Can You Still File for H1-B?

The H-1B cap for fiscal year 2007 was reached last May 26—about four months before the numbers become available when the US Citizenship and Immigration Services (USCIS) begins its fiscal year on October 1. This means the USCIS is no longer accepting petitions for H-1B as it had determined that those in the pipeline would exhaust the H-1B cap for fiscal year 2007. With the cap reached, many employers who need the foreign professionals are wondering if it is still possible to file for H-1B.

Visa Cap Bad for the Economy

There were never enough H-1B visas in recent years to meet the demands of the US economy. Since the H-1B cap reverted to 65,000 in fiscal year 2004, the need for more H-1B numbers had progressively worsened and reached a point that US businesses are complaining now more than ever.

Even Microsoft Chief, Bill Gates, made a rare visit to Washington, D.C. at the height of the Senate immigration debate in March to lobby for more H-1B visas. Gates said that the “high skills immigration issue is by far the no. 1 thing. This is gigantic for us,” according to news accounts.

The annual cap for H-1B visas was initially set at 65,000 under the Immigration and Nationality Act of 1990. The economic boom, however, left a job market void for more foreign professionals that US employers could not fill because of the numerical restriction.

Temporary Fix

In response, Congress passed the American Competitiveness in the 21 st Century Act, which provided for an increase in the H-1B cap to a total of 195,000 over three fiscal years. This law, however, was a temporary fix that failed to provide a lasting solution to US employers’ need for foreign professionals. There were no congressional efforts to extend the effectivity of the increased H-1B cap, and as a consequence, the annual cap dipped back to 65,000 by FY 2004.

The FY 2004 cap was reached on February 1, 2003 or barely five months into the fiscal year, while the FY 2005 cap was reached on the first day of the fiscal year itself, that is, on October 1, 2005. The FY 2006 cap was reached on August 10, 2005 or about a month before the fiscal year began.

H-1B Cap Exemption

With the need for H-1Bs getting particularly bad this year, US businesses are starting to utilize barely-noticed provisions in the rules that could exempt them from the H-1B cap and enable them to hire foreign professionals. This prompted the USCIS to issue a memo on June 6 that would serve to guide the USCIS adjudicators on the applicability of the H-1B cap exempt rules.

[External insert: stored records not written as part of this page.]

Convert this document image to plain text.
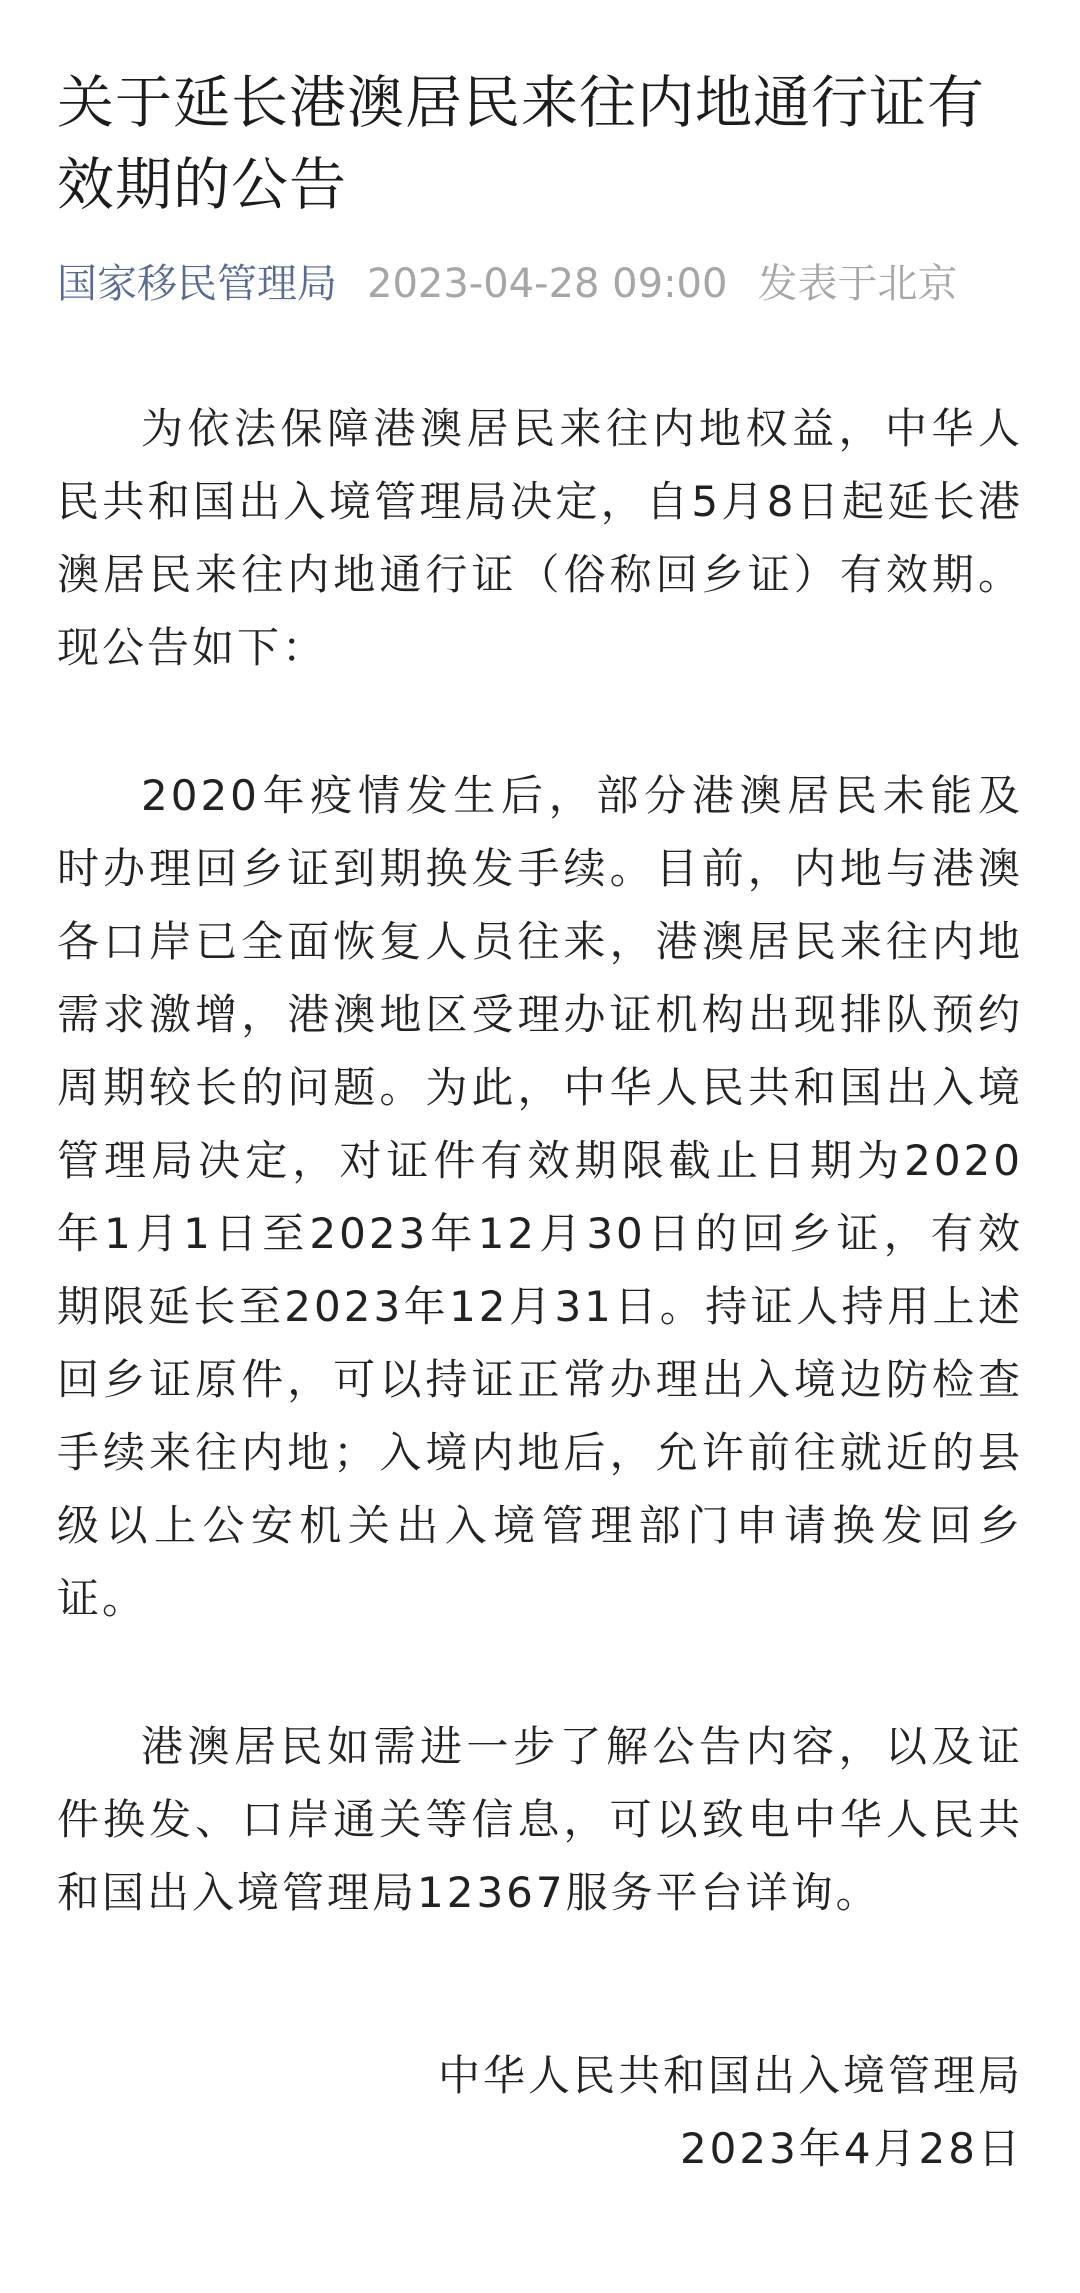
关于延长港澳居民来往内地通行证有效期的公告
国家移民管理局 2023-04-28 09:00 发表于北京

为依法保障港澳居民来往内地权益，中华人民共和国出入境管理局决定，自5月8日起延长港澳居民来往内地通行证（俗称回乡证）有效期。现公告如下：

2020年疫情发生后，部分港澳居民未能及时办理回乡证到期换发手续。目前，内地与港澳各口岸已全面恢复人员往来，港澳居民来往内地需求激增，港澳地区受理办证机构出现排队预约周期较长的问题。为此，中华人民共和国出入境管理局决定，对证件有效期限截止日期为2020年1月1日至2023年12月30日的回乡证，有效期限延长至2023年12月31日。持证人持用上述回乡证原件，可以持证正常办理出入境边防检查手续来往内地；入境内地后，允许前往就近的县级以上公安机关出入境管理部门申请换发回乡证。

港澳居民如需进一步了解公告内容，以及证件换发、口岸通关等信息，可以致电中华人民共和国出入境管理局12367服务平台详询。

中华人民共和国出入境管理局
2023年4月28日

Two factors come into play in determining whether an H-1B petition is cap exempt or not: first, the nature of the employer and second, where the H-1B beneficiary will render his/ her services.

Under H-1B regulations the numerical cap does not apply if the employer is either of the following: (a) an institution of higher learning; (b) a nonprofit entity related or affiliated with an institution of higher learning; (c) nonprofit research organization; or (d) governmental research organization.

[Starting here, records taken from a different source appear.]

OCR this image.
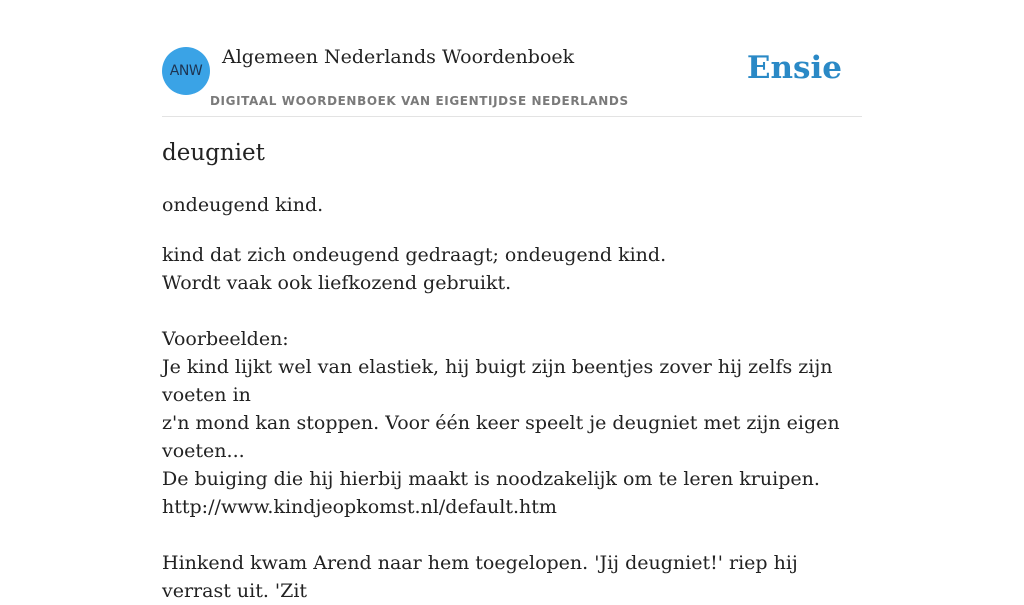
ANW
Algemeen Nederlands Woordenboek
DIGITAAL WOORDENBOEK VAN EIGENTIJDSE NEDERLANDS
Ensie
deugniet

ondeugend kind.

kind dat zich ondeugend gedraagt; ondeugend kind.

Wordt vaak ook liefkozend gebruikt.

Voorbeelden:

Je kind lijkt wel van elastiek, hij buigt zijn beentjes zover hij zelfs zijn voeten in

z'n mond kan stoppen. Voor één keer speelt je deugniet met zijn eigen voeten...

De buiging die hij hierbij maakt is noodzakelijk om te leren kruipen.

http://www.kindjeopkomst.nl/default.htm

Hinkend kwam Arend naar hem toegelopen. 'Jij deugniet!' riep hij verrast uit. 'Zit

Institution of Higher Learning

In determining whether an employer is an “institution of higher learning,” the USCIS refers to the definition of the Higher Education Act of 1965 (Pub. Law 89-329), which basically defines such education institution as one that meets the following requirements: first, it admits high school graduates only; second, it is legally authorized to provide a program of education beyond high school; third, it provides a bachelor’s degree program or at least a 2-year program that can be credited toward a bachelor’s degree; fourth it is a public or other nonprofit institution and lastly, it is accredited or pre-accredited by a nationally-recognized accrediting agency.

Affiliated Entity

To establish the qualifying affiliation or relation to an institution of higher learning, a nonprofit employer must present proof of “shared ownership or control by the same board or federation operated by an institution of higher education.” Such employer may also present evidence of its attachment to the institution of higher education as a “member, branch, cooperative or subsidiary.”

Research Organization

A nonprofit research organization must be “primarily engaged in basic research and / or applied research.” In a similar vein a governmental research organization is a “United States Government entity whose primary mission is the performance or promotion of basic research and/or applied research.”

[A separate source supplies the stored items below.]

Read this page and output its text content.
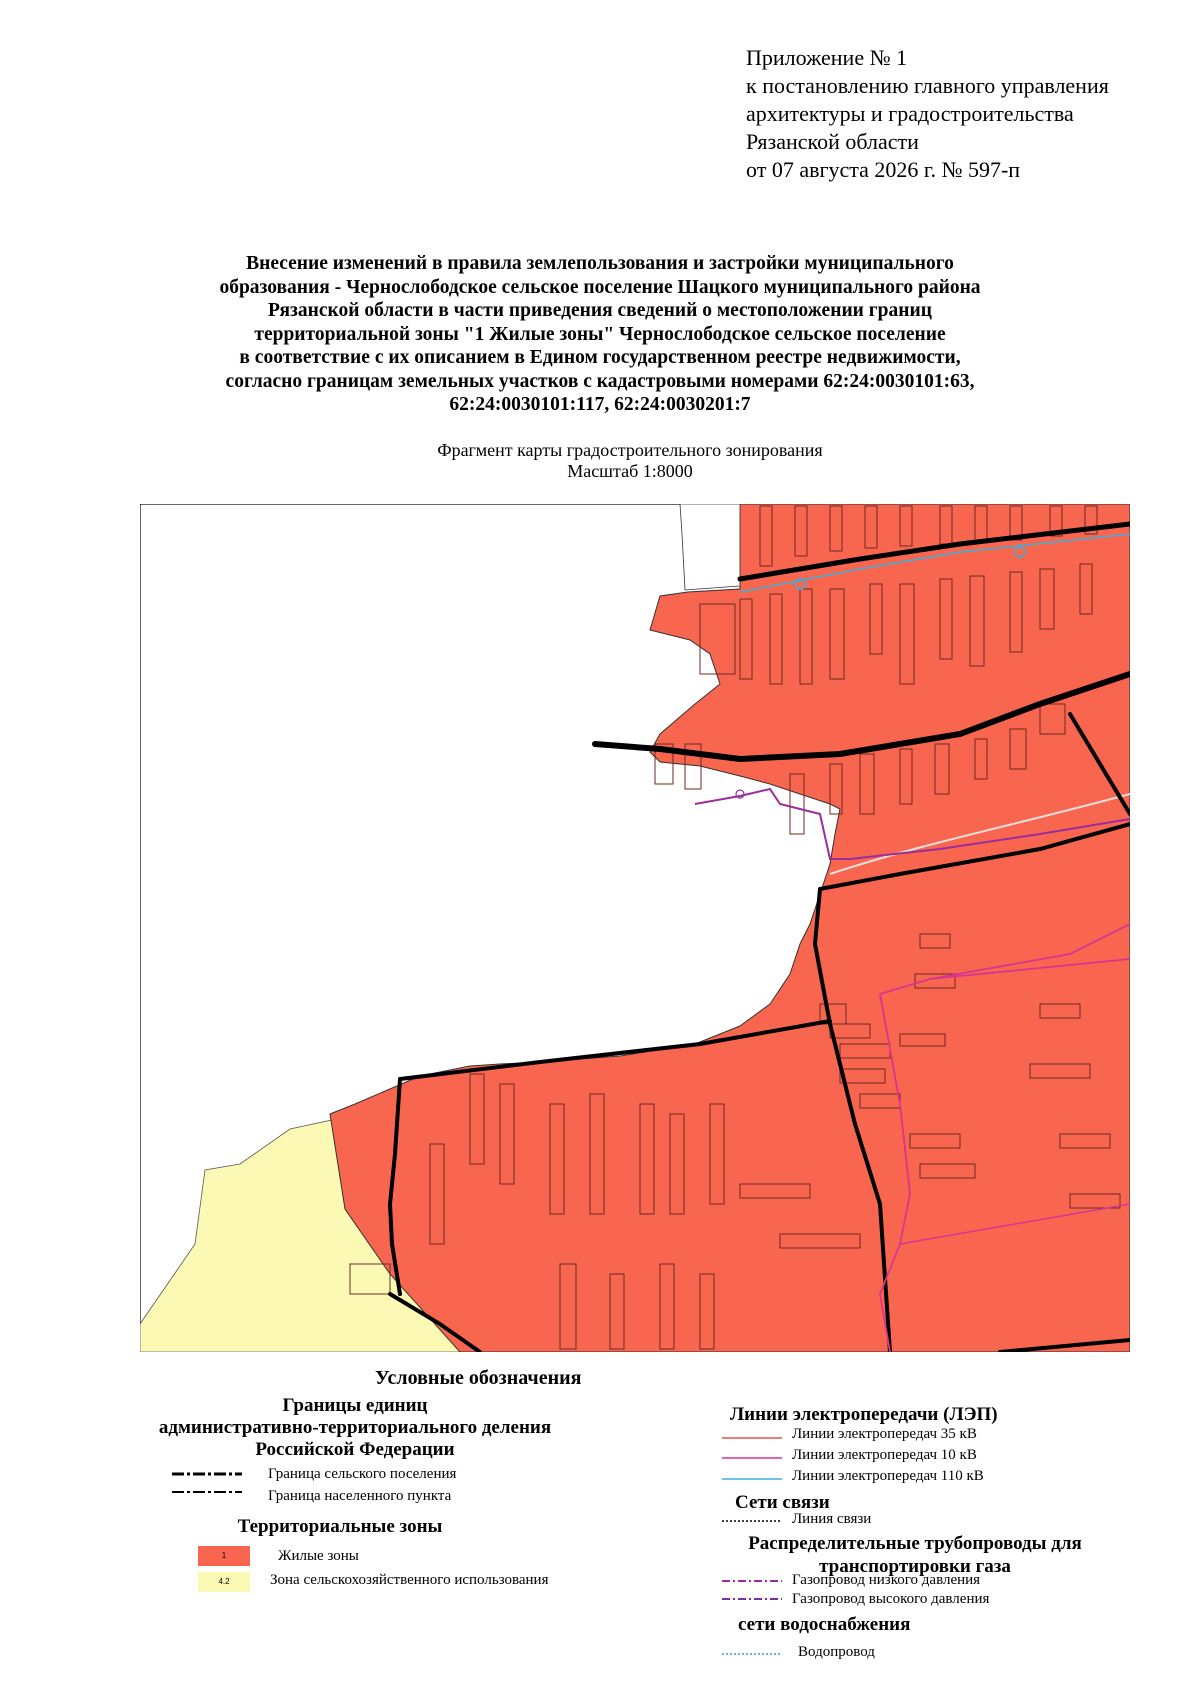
Приложение № 1
к постановлению главного управления
архитектуры и градостроительства
Рязанской области
от 07 августа 2026 г. № 597-п
Внесение изменений в правила землепользования и застройки муниципального
образования - Чернослободское сельское поселение Шацкого муниципального района
Рязанской области в части приведения сведений о местоположении границ
территориальной зоны "1 Жилые зоны" Чернослободское сельское поселение
в соответствие с их описанием в Едином государственном реестре недвижимости,
согласно границам земельных участков с кадастровыми номерами 62:24:0030101:63,
62:24:0030101:117, 62:24:0030201:7
Фрагмент карты градостроительного зонирования
Масштаб 1:8000
Условные обозначения
Границы единиц
административно-территориального деления
Российской Федерации
Граница сельского поселения
Граница населенного пункта
Территориальные зоны
1	Жилые зоны
4.2	Зона сельскохозяйственного использования
Линии электропередачи (ЛЭП)
Линии электропередач 35 кВ
Линии электропередач 10 кВ
Линии электропередач 110 кВ
Сети связи
Линия связи
Распределительные трубопроводы для
транспортировки газа
Газопровод низкого давления
Газопровод высокого давления
сети водоснабжения
Водопровод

The second factor that comes to play is whether the beneficiary will be “employed (or has received an offer of employment) at” the entities described above. Many employers question whether this casts a wider net of qualification than if the alien was to be “employed by” such entities.

Indirect Employer

According to the USCIS memo, Congress intended to exempt aliens who are to be employed “at” a qualifying institution from the cap. In other words, the qualifying institution need not be the direct employer of the alien beneficiary. This allows certain aliens to be considered cap exempt even if their direct employer is not a qualifying institution.

The petitioner has the burden of proving that the alien beneficiary will be performing job duties at a qualifying institution. It is not enough, however, that the job duties of the alien are being physically performed at the qualifying institution. Such duties must “directly and predominately further” the primary purpose of the qualifying institution.